Сапоги для отца

               

                САПОГИ ДЛЯ ОТЦА
                (Рассказ-притча)
                - 1 - 
      Кассовая ниша старательно закляпана сальными бумажными комками, дубелыми огрызками пирожков, скорлупой кедровых орешков, кручёными окурками. Тут же висит расписание. Но буквы в нём  выцвели, иные сколупнуты. И разобрать что-либо для своей пользы Никитов затруднялся.
     Под расписанием, на вытертой до лоска скамье, женщина молодая, почти юная, кормила грудью ребёнка. Рядом возился мальчик лет четырёх в капелюхе и длинном сером пиджаке с гремучими пуговками. Он городил из ладоней загончик, в котором ползала горбатенькая козявка в поисках выхода. Капелюха была явно не по размеру, она сползала на глаза, мальчик то и дело её поправлял.
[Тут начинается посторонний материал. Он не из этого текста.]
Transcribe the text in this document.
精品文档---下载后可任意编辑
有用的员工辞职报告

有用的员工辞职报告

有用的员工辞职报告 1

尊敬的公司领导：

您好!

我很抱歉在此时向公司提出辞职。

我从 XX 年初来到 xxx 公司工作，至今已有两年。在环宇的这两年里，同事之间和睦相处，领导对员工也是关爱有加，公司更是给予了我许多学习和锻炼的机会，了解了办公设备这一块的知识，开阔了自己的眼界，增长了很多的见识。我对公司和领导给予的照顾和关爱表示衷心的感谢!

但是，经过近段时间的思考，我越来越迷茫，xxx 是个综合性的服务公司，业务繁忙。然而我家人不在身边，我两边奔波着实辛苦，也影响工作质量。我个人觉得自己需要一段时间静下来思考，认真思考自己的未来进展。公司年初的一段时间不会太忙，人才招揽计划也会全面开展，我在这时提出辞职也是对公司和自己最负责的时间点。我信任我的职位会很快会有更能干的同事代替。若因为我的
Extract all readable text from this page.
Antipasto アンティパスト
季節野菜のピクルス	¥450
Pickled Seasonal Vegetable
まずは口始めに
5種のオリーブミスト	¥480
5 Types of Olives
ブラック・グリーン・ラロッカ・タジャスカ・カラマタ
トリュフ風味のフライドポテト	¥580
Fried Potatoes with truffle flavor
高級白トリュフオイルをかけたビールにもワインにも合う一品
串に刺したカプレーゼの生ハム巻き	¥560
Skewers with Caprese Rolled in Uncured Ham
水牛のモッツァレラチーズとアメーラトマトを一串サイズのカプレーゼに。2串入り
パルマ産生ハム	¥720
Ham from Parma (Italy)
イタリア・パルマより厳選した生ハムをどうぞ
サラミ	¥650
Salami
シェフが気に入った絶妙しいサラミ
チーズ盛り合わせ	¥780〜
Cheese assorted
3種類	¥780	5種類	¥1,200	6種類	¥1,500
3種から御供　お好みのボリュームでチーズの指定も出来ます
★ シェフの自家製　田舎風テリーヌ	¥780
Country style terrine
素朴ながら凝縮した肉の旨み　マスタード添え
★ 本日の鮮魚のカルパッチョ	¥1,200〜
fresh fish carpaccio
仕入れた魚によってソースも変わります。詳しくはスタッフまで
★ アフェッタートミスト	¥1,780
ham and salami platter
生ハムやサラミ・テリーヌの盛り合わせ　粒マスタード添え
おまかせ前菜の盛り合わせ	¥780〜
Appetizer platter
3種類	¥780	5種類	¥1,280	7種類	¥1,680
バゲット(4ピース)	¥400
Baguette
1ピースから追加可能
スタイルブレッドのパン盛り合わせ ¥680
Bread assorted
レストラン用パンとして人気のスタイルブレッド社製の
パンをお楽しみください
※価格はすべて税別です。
     Никитов покосился на белую обнажённую грудь женщины. Помаявшись, справился о работе кассы. На него глянули спокойно, как на давнего знакомого. Большие, по-взрослому понятливые, глаза обратил к нему и карапуз.
     На какое-то время Никитов пришёл в оторопь. Почудилось, будто в полутёмный вокзальчик-чулан втиснули полотно старого итальянского мастера с мадонной и младенцем.
     Женщина не ответила ему. Спокойно, как взрослые, занятые серьёзным делом или обдумыванием его, вели себя и её дети.
     Другие стены тоже подпирали скамейки. Не слишком плотно – по два, по три – и как бы в давней дремоте, на них располагались старики и старушки. У некоторых на коленях, у других рядом, на полу, лежали и стояли узлы и кошёлки. Никитов намерился и у этих людей разузнать про кассу и поезд. Но передумал. Какая-то обречённость в занемелых позах удержала его.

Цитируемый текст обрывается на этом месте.